Aquí en este paso, habiendo contado largamente las miserias y trabajos de este viaje, dice Alonso de Carmona que hallaron una puerca que a la ida se les había quedado perdida, y que estaba parida con trece lechones ya grandes, y que todos estaban señalados en las orejas y cada uno con diferente señal. Debió ser que los hubiesen repartido los indios entre sí y señalándolos con las propias señales, de donde se puede sacar que hayan conservado aquellos indios este ganado.

Con las inclemencias del cielo y persecuciones del aire, agua y tierra, y trabajos de hambre, enfermedad y muertes de hombres y caballos, y con el cuidado y diligencia, aunque flaca, de recatarse y guardarse de sus enemigos, y con la continua molestia de armas, rebatos y guerra que ellos les hacían, caminaron nuestros castellanos todo el mes de septiembre y octubre hasta los últimos de noviembre, que llegaron al Río Grande, que tan deseado y amado había sido de ellos, pues que con tantas adversidades y ansias de corazón habían venido a buscarle, y, al contrario, poco antes tan odiado y aborrecido que con ellas mismas le habían huido y alejádose de él.

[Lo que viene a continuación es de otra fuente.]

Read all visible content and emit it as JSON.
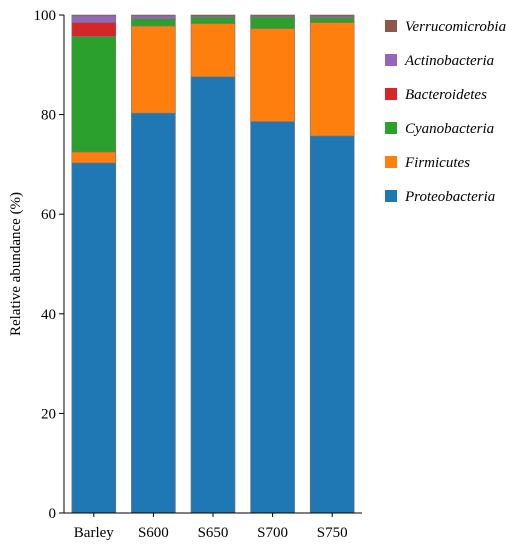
{
  "chart_data": {
    "type": "bar",
    "stacked": true,
    "title": "",
    "xlabel": "",
    "ylabel": "Relative abundance (%)",
    "ylim": [
      0,
      100
    ],
    "yticks": [
      0,
      20,
      40,
      60,
      80,
      100
    ],
    "grid": false,
    "legend_position": "right",
    "categories": [
      "Barley",
      "S600",
      "S650",
      "S700",
      "S750"
    ],
    "series": [
      {
        "name": "Proteobacteria",
        "color": "#1f77b4",
        "values": [
          70.3,
          80.3,
          87.6,
          78.6,
          75.7
        ]
      },
      {
        "name": "Firmicutes",
        "color": "#ff7f0e",
        "values": [
          2.2,
          17.5,
          10.7,
          18.7,
          22.8
        ]
      },
      {
        "name": "Cyanobacteria",
        "color": "#2ca02c",
        "values": [
          23.2,
          1.4,
          1.2,
          2.2,
          0.9
        ]
      },
      {
        "name": "Bacteroidetes",
        "color": "#d62728",
        "values": [
          2.8,
          0.1,
          0.1,
          0.1,
          0.1
        ]
      },
      {
        "name": "Actinobacteria",
        "color": "#9467bd",
        "values": [
          1.3,
          0.5,
          0.1,
          0.1,
          0.2
        ]
      },
      {
        "name": "Verrucomicrobia",
        "color": "#8c564b",
        "values": [
          0.2,
          0.2,
          0.3,
          0.3,
          0.3
        ]
      }
    ]
  }
}
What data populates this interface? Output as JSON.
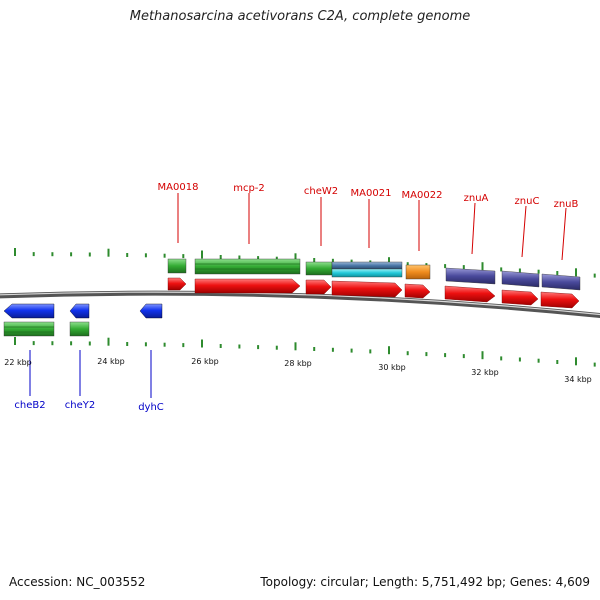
{
  "title": "Methanosarcina acetivorans C2A, complete genome",
  "footer": {
    "accession": "Accession: NC_003552",
    "stats": "Topology: circular; Length: 5,751,492 bp; Genes: 4,609"
  },
  "colors": {
    "label_forward": "#d40000",
    "label_reverse": "#0000c8",
    "cds_red": "#ee1111",
    "cds_blue": "#1133ee",
    "green": "#33aa33",
    "teal": "#22c8d8",
    "steelblue": "#4a78a8",
    "orange": "#f08c1e",
    "purple": "#4a4a9c",
    "tick": "#2e8b2e",
    "backbone": "#777777"
  },
  "scale_labels": [
    "22 kbp",
    "24 kbp",
    "26 kbp",
    "28 kbp",
    "30 kbp",
    "32 kbp",
    "34 kbp"
  ],
  "forward_genes": [
    "MA0018",
    "mcp-2",
    "cheW2",
    "MA0021",
    "MA0022",
    "znuA",
    "znuC",
    "znuB"
  ],
  "reverse_genes": [
    "cheB2",
    "cheY2",
    "dyhC"
  ]
}
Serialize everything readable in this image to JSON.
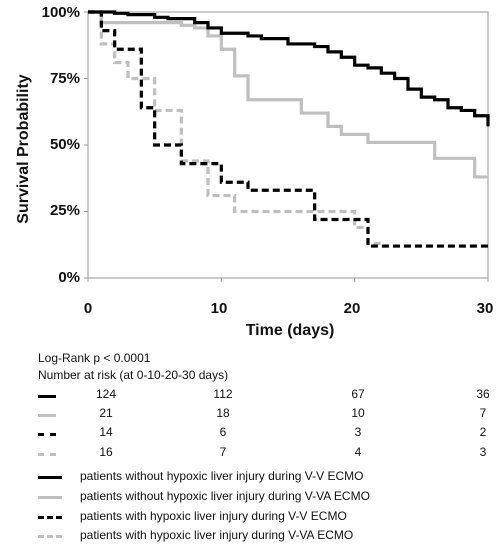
{
  "chart_data": {
    "type": "line",
    "step": true,
    "xlabel": "Time (days)",
    "ylabel": "Survival Probability",
    "xlim": [
      0,
      30
    ],
    "ylim": [
      0,
      100
    ],
    "x_ticks": [
      "0",
      "10",
      "20",
      "30"
    ],
    "y_ticks": [
      "0%",
      "25%",
      "50%",
      "75%",
      "100%"
    ],
    "grid": false,
    "series": [
      {
        "name": "patients without hypoxic liver injury during V-V ECMO",
        "color": "#000000",
        "dash": "solid",
        "x": [
          0,
          2,
          3,
          5,
          6,
          8,
          9,
          10,
          12,
          13,
          15,
          17,
          18,
          19,
          20,
          21,
          22,
          23,
          24,
          25,
          26,
          27,
          28,
          29,
          30
        ],
        "y": [
          100,
          99.5,
          99,
          98,
          97.5,
          96,
          94,
          92,
          91,
          90,
          88,
          87,
          85,
          83,
          80,
          79,
          77,
          75,
          71,
          68,
          67,
          64,
          63,
          61,
          57
        ]
      },
      {
        "name": "patients without hypoxic liver injury during V-VA ECMO",
        "color": "#bfbfbf",
        "dash": "solid",
        "x": [
          0,
          1,
          6,
          7,
          8,
          9,
          10,
          11,
          12,
          16,
          18,
          19,
          21,
          23,
          26,
          29,
          30
        ],
        "y": [
          100,
          96,
          96,
          95,
          94,
          91,
          86,
          76,
          67,
          62,
          57,
          54,
          51,
          51,
          45,
          38,
          38
        ]
      },
      {
        "name": "patients with hypoxic liver injury during V-V ECMO",
        "color": "#000000",
        "dash": "dashed",
        "x": [
          0,
          1,
          2,
          4,
          5,
          7,
          10,
          12,
          17,
          21,
          30
        ],
        "y": [
          100,
          93,
          86,
          64,
          50,
          43,
          36,
          33,
          22,
          12,
          12
        ]
      },
      {
        "name": "patients with hypoxic liver injury during V-VA ECMO",
        "color": "#bfbfbf",
        "dash": "dashed",
        "x": [
          0,
          1,
          2,
          3,
          5,
          7,
          9,
          11,
          13,
          16,
          18,
          20,
          21,
          22,
          30
        ],
        "y": [
          100,
          88,
          81,
          75,
          63,
          44,
          31,
          25,
          25,
          25,
          25,
          19,
          13,
          12,
          12
        ]
      }
    ]
  },
  "stats": {
    "logrank": "Log-Rank p < 0.0001",
    "risk_title": "Number at risk (at 0-10-20-30 days)"
  },
  "risk_table": [
    {
      "values": [
        "124",
        "112",
        "67",
        "36"
      ]
    },
    {
      "values": [
        "21",
        "18",
        "10",
        "7"
      ]
    },
    {
      "values": [
        "14",
        "6",
        "3",
        "2"
      ]
    },
    {
      "values": [
        "16",
        "7",
        "4",
        "3"
      ]
    }
  ]
}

Con la vista del río se pidieron albricias unos a otros, pareciéndoles que con llegar a él se acababan sus miserias y trabajos.

En este último viaje que después de la muerte del gobernador Hernando de Soto los nuestros hicieron, caminaron a ida y vuelta, con lo que anduvieron los corredores más de trescientas y cincuenta leguas, donde murieron a manos de los enemigos y de enfermedad cien españoles y ochenta caballos. Esta ganancia sacaron de su mal consejo, y, aunque llegaron al Río Grande, no cesó el morir, que otros cincuenta cristianos murieron en el alojamiento, como veremos luego.